Although a large number of initial coin offerings (ICOs) have either skirted laws to illegally raise funds or, in some cases, been outright scams, with the right regulatory settings they may offer a range of opportunities for Australian businesses, consumers and investors, according to a new government consultation paper.
A Satis Group paper from mid-2018 concluded that 78 per cent of the ICOs it examined were scams. Around 4 per cent failed, and 3 per cent had gone dead, while 15 per cent went on to trade, the analyst firm concluded.
However, an issues paper released today by the Treasury argues that the ICO fundraising model can allow individual investors to “gain exposure to a startup or small business in the early stages of growth” or allow consumers “to earn bonuses and discounts on a product or service, or function like a loyalty rewards program”.
For businesses, the ICO model offers a number of potential advantages as an alternative to more common capital-raising approaches such as IPOs, seeking VC and crowdfunding.
“An ICO may allow businesses to raise funds by, in effect, issuing equity, accepting funds for management, or bringing forward sales revenue,” states the paper. “The money raised can then be spent on early-stage platform and product development.”
The paper is part of a government effort to gauge whether ICOs are subject to appropriate regulatory settings: It notes that the rapid growth of ICOs is “testing regulatory frameworks around the world”.
ICOs involve issuing digital tokens based on blockchain-style distributed ledger technology (DLT).
The paper notes that some jurisdictions are “are actively competing to attract ICO activity and establish themselves as a hub for innovative technologies that favour ICO fundraising”. The growth in ICOs can potentially open up a new source of fundraising for startups, it adds.
“So long as the incentives faced by fundraisers and investors are sufficiently aligned, ICOs could help to improve the efficiency of capital allocation and contribute to economic growth.”
However it also cautions that reports of “fraud and investor loss are numerous and there is also anecdotal evidence that many ICOs have been conducted based on an often incorrect assumption that existing financial regulations do not apply.”
The Treasury is seeking input on a range of issues relating to ICOs, including their definition, their economic and social contribution, and whether Australia’s current regulatory frameworks facilitate ICOs and a legitimate ICO market — and if not, what changes should be considered.
The tax treatment of ICOs is also within the scope of the consultation.

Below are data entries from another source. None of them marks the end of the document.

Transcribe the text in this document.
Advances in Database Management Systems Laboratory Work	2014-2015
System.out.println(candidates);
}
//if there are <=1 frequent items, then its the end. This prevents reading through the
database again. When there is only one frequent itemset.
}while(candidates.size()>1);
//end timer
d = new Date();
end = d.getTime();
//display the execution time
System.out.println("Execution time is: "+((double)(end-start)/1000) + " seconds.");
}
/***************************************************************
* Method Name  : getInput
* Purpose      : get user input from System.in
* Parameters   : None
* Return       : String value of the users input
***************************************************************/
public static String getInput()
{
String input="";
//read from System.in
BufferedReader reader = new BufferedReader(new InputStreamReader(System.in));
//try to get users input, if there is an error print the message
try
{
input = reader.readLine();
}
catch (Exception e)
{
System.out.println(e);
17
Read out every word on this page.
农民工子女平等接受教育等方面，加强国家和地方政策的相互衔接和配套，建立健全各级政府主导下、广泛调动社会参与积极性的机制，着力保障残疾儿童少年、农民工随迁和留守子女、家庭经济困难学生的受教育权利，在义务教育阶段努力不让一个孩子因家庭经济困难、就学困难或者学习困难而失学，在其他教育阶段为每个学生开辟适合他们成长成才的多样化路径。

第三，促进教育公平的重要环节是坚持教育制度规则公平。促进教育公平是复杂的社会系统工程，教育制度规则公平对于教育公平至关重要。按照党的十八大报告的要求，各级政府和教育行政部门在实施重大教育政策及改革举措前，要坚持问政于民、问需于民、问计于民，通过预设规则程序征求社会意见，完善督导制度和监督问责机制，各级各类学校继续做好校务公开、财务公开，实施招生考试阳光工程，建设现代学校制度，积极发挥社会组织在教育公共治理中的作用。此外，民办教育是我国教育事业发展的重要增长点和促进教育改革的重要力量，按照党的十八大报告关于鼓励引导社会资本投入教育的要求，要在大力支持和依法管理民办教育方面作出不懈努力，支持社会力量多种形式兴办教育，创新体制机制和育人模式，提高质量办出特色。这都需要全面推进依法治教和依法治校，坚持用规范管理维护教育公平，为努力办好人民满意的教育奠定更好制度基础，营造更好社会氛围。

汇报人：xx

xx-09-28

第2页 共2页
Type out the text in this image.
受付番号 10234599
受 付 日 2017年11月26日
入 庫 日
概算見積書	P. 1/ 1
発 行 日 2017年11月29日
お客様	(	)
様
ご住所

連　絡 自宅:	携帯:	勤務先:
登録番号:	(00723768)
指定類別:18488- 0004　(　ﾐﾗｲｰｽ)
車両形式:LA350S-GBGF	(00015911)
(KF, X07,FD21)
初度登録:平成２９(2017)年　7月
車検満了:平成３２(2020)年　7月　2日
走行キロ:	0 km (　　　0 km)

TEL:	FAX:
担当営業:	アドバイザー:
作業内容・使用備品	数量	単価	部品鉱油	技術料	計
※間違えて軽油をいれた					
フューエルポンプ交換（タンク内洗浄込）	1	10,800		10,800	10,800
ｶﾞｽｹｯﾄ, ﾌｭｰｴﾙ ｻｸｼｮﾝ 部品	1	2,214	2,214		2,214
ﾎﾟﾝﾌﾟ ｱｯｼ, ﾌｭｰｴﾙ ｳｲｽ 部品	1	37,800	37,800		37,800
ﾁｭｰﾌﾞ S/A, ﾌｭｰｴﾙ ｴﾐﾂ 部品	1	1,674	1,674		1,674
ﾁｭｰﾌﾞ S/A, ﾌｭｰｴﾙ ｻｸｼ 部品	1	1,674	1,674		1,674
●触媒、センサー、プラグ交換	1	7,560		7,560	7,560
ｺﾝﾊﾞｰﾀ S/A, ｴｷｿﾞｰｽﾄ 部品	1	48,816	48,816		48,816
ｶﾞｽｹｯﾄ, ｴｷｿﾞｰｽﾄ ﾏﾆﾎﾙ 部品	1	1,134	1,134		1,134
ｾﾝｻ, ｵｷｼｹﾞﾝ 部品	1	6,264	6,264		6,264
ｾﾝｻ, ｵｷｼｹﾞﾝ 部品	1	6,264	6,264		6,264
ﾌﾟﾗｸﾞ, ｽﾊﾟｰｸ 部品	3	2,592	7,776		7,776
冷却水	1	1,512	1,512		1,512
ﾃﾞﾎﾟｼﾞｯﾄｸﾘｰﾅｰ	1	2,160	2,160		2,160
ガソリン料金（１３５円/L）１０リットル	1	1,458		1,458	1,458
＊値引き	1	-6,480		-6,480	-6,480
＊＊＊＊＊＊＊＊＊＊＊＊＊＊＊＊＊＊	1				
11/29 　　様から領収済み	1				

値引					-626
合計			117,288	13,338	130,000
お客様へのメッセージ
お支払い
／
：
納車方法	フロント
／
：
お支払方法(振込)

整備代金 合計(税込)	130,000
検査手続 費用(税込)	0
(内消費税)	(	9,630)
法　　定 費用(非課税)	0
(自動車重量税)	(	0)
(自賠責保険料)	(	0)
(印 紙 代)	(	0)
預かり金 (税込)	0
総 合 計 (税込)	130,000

The government in 2017 made good on a promise to change the way Bitcoin and similar digital currencies were treated for the purposes of taxation. Prior to the changes, Bitcoin was treated by the Australian Taxation Office as more akin to a commodity than a currency for the purposes of GST.
Currently, the tax treatment of an ICO depends on the nature of the associated token, according to the Treasury.
“This tax treatment is consistent with taxation of other commercial transactions, financial instruments and capital raising mechanisms, where the tax implications flow from the underlying nature of the rights and obligations attached to the instrument, and not the form in which the instrument is issued,” the consultation paper notes.
The Treasury is seeking input on the appropriateness of the current approach, including whether there should be any changes to the tax implications for token holders.
The Australian Securities and Investments Commission (ASIC) in September 2017 initially released guidance on ICOs that recognised they “have the potential to make an important contribution to the options available to businesses to raise funds and to investment options available to investors”. In May last year the regulator released an updated guide on the issue that noted the laws applicable to an ICO or “crypto-asset” may differ depending whether it “is (or is not) a financial product”. Bitcoin, for example, is not a crypto-asset in the view of ASIC.
ICOs and crypto-assets that are financial products as set out in the Corporations Act are subject to that legislation, as well as the general law, ASIC said.
“For ICOs and crypto-assets that are not financial products, these are subject to the general law and the Australian consumer laws,” the current ASIC guidance states.
Depending on the specifics, an ICO may be a managed investment scheme, an offer of shares, or a derivative, or may involve a non-cash payment facility.
In September, ASIC revealed that it had kyboshed five ICOs in a six month period because they were proceeding “without the necessary investor protections”
“If you raise money from the public, you have important legal obligations. It is the legal substance of your offer — not what it is called — that matters,” ASIC Commissioner John Price said at the time. “You should not simply assume that using an ICO structure allows you to ignore key protections there for the investing public and you should always ensure disclosure about your offer is complete and accurate.”
Separately to ICO mania and the now-significantly-abated frenzy of cryptocurrency trading, the interest of a number of major Australian businesses has been piqued by DLT. The Commonwealth Bank of Australia has released details of a number of its experiments with DLT, and last year CBA was chosen by the World Bank to be sole arranger of its first bond that employed blockchain technology. Other Australian banks have also been investigating DLT.
One of the most significant DLT developments, from a local perspective but also internationally, has been the ASX decision to employ DLT to deliver post-trade services. ASX plans to go live with the new system, which will replace its existing CHESS system, in 2021.
The Treasury is accepting submissions on ICOs until 28 February.